Inti Raymi, o ano novo andino

Texto e fotos de Lincoln K., especial para os Jornalistas Livres

No dia 21 de junho comemora-se o Inti Raymi — o Ano Novo Andino; segundo o calendário inca estamos no ano 5523.

Tradicionalmente a data é comemorada no Equador, no Peru, na Bolívia e por alguns povos da Amazônia, segundo Juan Cusicanki, boliviano de La Paz. Vestido a caráter, ele carrega uma cuia com chicha — uma bebida feita a base de milho — e a oferece aos participantes da festa. Ele está representando Yatiri, xamã, em aimará

Como no ano anterior, também realizada no Memorial da América Latina, mas em outro espaço, a comemoração é iniciada com uma breve cerimonia, com a apresentação de Manco Capac e Mama Ocllo, reis incas, e do sacerdote, que tomam acento no centro do palco.

A primeira apresentação é a do grupo musical peruano Conima, que toca tambores e zampoñas, flauta típíca dos andes. O grupo é formado somente por homens e há entre eles um garoto.

Após a apresentação, Juan faz uma breve saudação, seguido pela saudação dos reis incas, que em seguida já deixam o palco.

O próximo a se apresentar é o grupo folclórico Kantuta Bolívia, formado por moças e rapazes que realizam a apresentação do caporal precisamente coreografada. Além da dança, a vestimenta também chama a atenção: as moças vestem uma saia curta e uma blusa de mangas compridas, sapatos de salto alto e um pequeno chapéu preso à cabeça; os rapazes usam camisas e calças bufantes, botas com guizos e um chapéu com abas largas com a inscrição ‘Kantuta’. A dança dos rapazes e das moças é apresentada separadamente: a dos rapazes é composta por movimentos amplos e saltos, demonstrando de agilidade; a das moças é sensual, com movimentos graciosos, com giros e rodopios da saia curta. Segundo Juan Cusicanki, o caporal é uma dança de origem afroboliviana que representa os capatazes dos negros escravizados trazidos à Bolívia no período da colonização espanhola.

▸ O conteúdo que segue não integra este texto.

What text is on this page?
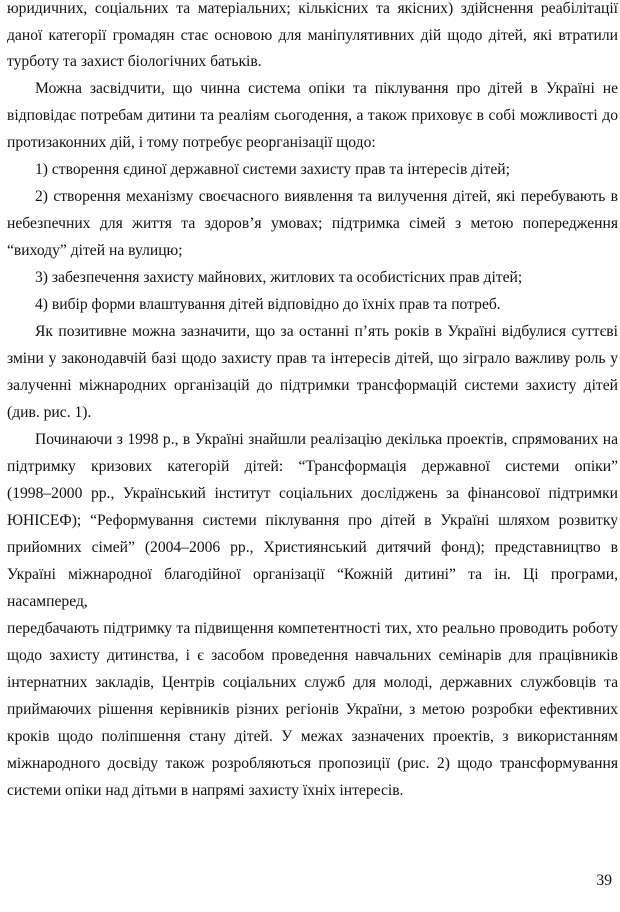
юридичних, соціальних та матеріальних; кількісних та якісних) здійснення реабілітації
даної категорії громадян стає основою для маніпулятивних дій щодо дітей, які втратили
турботу та захист біологічних батьків.
Можна засвідчити, що чинна система опіки та піклування про дітей в Україні не
відповідає потребам дитини та реаліям сьогодення, а також приховує в собі можливості до
протизаконних дій, і тому потребує реорганізації щодо:
1) створення єдиної державної системи захисту прав та інтересів дітей;
2) створення механізму своєчасного виявлення та вилучення дітей, які перебувають в
небезпечних для життя та здоров’я умовах; підтримка сімей з метою попередження
“виходу” дітей на вулицю;
3) забезпечення захисту майнових, житлових та особистісних прав дітей;
4) вибір форми влаштування дітей відповідно до їхніх прав та потреб.
Як позитивне можна зазначити, що за останні п’ять років в Україні відбулися суттєві
зміни у законодавчій базі щодо захисту прав та інтересів дітей, що зіграло важливу роль у
залученні міжнародних організацій до підтримки трансформацій системи захисту дітей
(див. рис. 1).
Починаючи з 1998 р., в Україні знайшли реалізацію декілька проектів, спрямованих на
підтримку кризових категорій дітей: “Трансформація державної системи опіки”
(1998–2000 рр., Український інститут соціальних досліджень за фінансової підтримки
ЮНІСЕФ); “Реформування системи піклування про дітей в Україні шляхом розвитку
прийомних сімей” (2004–2006 рр., Християнський дитячий фонд); представництво в
Україні міжнародної благодійної організації “Кожній дитині” та ін. Ці програми,
насамперед,
передбачають підтримку та підвищення компетентності тих, хто реально проводить роботу
щодо захисту дитинства, і є засобом проведення навчальних семінарів для працівників
інтернатних закладів, Центрів соціальних служб для молоді, державних службовців та
приймаючих рішення керівників різних регіонів України, з метою розробки ефективних
кроків щодо поліпшення стану дітей. У межах зазначених проектів, з використанням
міжнародного досвіду також розробляються пропозиції (рис. 2) щодо трансформування
системи опіки над дітьми в напрямі захисту їхніх інтересів.
39
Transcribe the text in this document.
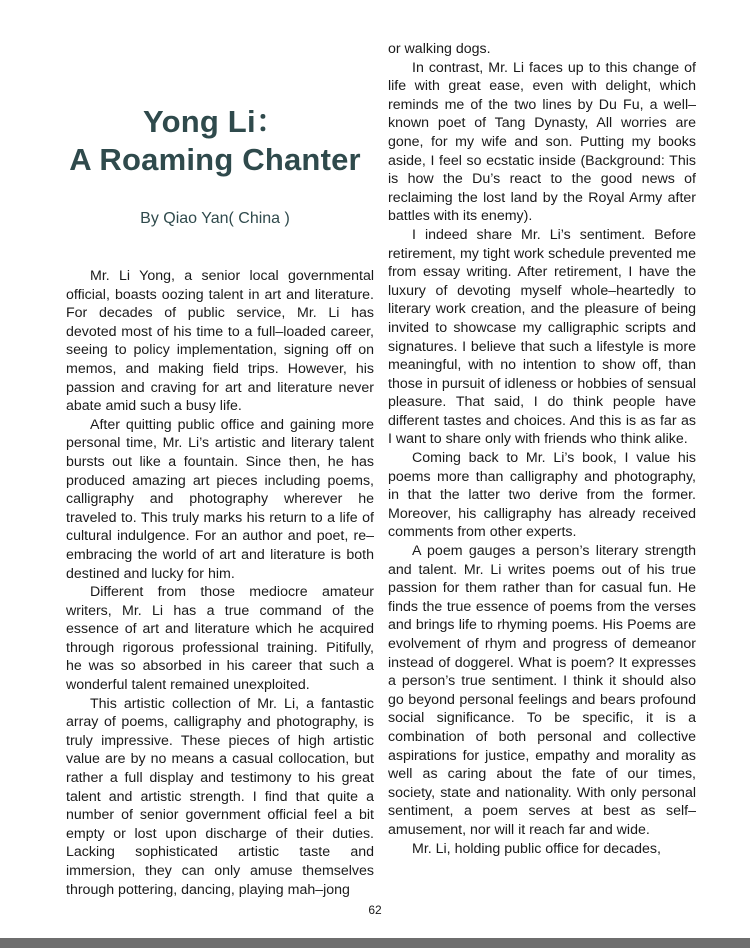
Yong Li：
A Roaming Chanter
By Qiao Yan( China )

Mr. Li Yong, a senior local governmental official, boasts oozing talent in art and literature. For decades of public service, Mr. Li has devoted most of his time to a full–loaded career, seeing to policy implementation, signing off on memos, and making field trips. However, his passion and craving for art and literature never abate amid such a busy life.

After quitting public office and gaining more personal time, Mr. Li’s artistic and literary talent bursts out like a fountain. Since then, he has produced amazing art pieces including poems, calligraphy and photography wherever he traveled to. This truly marks his return to a life of cultural indulgence. For an author and poet, re–embracing the world of art and literature is both destined and lucky for him.

Different from those mediocre amateur writers, Mr. Li has a true command of the essence of art and literature which he acquired through rigorous professional training. Pitifully, he was so absorbed in his career that such a wonderful talent remained unexploited.

This artistic collection of Mr. Li, a fantastic array of poems, calligraphy and photography, is truly impressive. These pieces of high artistic value are by no means a casual collocation, but rather a full display and testimony to his great talent and artistic strength. I find that quite a number of senior government official feel a bit empty or lost upon discharge of their duties. Lacking sophisticated artistic taste and immersion, they can only amuse themselves through pottering, dancing, playing mah–jong

or walking dogs.

In contrast, Mr. Li faces up to this change of life with great ease, even with delight, which reminds me of the two lines by Du Fu, a well–known poet of Tang Dynasty, All worries are gone, for my wife and son. Putting my books aside, I feel so ecstatic inside (Background: This is how the Du’s react to the good news of reclaiming the lost land by the Royal Army after battles with its enemy).

I indeed share Mr. Li’s sentiment. Before retirement, my tight work schedule prevented me from essay writing. After retirement, I have the luxury of devoting myself whole–heartedly to literary work creation, and the pleasure of being invited to showcase my calligraphic scripts and signatures. I believe that such a lifestyle is more meaningful, with no intention to show off, than those in pursuit of idleness or hobbies of sensual pleasure. That said, I do think people have different tastes and choices. And this is as far as I want to share only with friends who think alike.

Coming back to Mr. Li’s book, I value his poems more than calligraphy and photography, in that the latter two derive from the former. Moreover, his calligraphy has already received comments from other experts.

A poem gauges a person’s literary strength and talent. Mr. Li writes poems out of his true passion for them rather than for casual fun. He finds the true essence of poems from the verses and brings life to rhyming poems. His Poems are evolvement of rhym and progress of demeanor instead of doggerel. What is poem? It expresses a person’s true sentiment. I think it should also go beyond personal feelings and bears profound social significance. To be specific, it is a combination of both personal and collective aspirations for justice, empathy and morality as well as caring about the fate of our times, society, state and nationality. With only personal sentiment, a poem serves at best as self–amusement, nor will it reach far and wide.

Mr. Li, holding public office for decades,

62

‘Celina Castro canta e encanta’ — é assim que a dançarina e cantora de El Salvador se apresenta ao público. Em sua performance Celina fez um pot-pourri com músicas de vários países da América Latina. Sempre simpática e sensual, a artista faz questão de interagir com o público em suas apresentações; desta vez não foi diferente. Desceu do palco e convidou os participantes a bailarem. Após sua apresentação, converso rapidamente com Celina, que me conta que é casada com brasileiro e que vive há dois anos no país. Há aproximadamente quinze dias foi a Brasília receber da embaixadora de El Salvador o reconhecimento de ‘Mulher Imigrante Exitosa’ pelos trabalhos artístico-culturais que realiza junto à comunidade de imigrantes no Brasil.

A última apresentação ficou por conta do grupo folclórico Tinkus Jairas. O grupo foi criado em abril de 2012 por Maria Natalia Cordero, a líder do grupo. Maria Natalia explicou-me que a dança Tinkus é originária de uma região entre Oruro e Potosí e a palavra significa ‘encontro’ em aimará e ‘ataque físico’ em quéchua. Muito gentilmente Dona Maria vai buscar uma caderneta onde tem anotado em português uma breve explicação sobre a origem e o significado da dança. Trata-se de um ritual praticado em um cerimonial entre duas comunidades em que dois combatentes lutam entre si. O derrotado deve derramar seu sangue em abundancia como sacrifício em oferenda para Pachamama, a mãe terra, para que lhes de uma colheita abundante. A apresentação do grupo Tinkus Jairas é vibrante, assim como suas roupas, adereços e chapéus coloridos. Não há como ficar indiferente diante da presença deles.

Segundo Hugo Fernando Vargas, do Instituto de Cultura e Justiça da América Latina, a festa deveria ter sido realizada no domingo passado, dia 21, data em que se comemora o Inti Raymi. No entanto, foi transferida para o dia 28 em virtude da Virada Cultural realizada em São Paulo.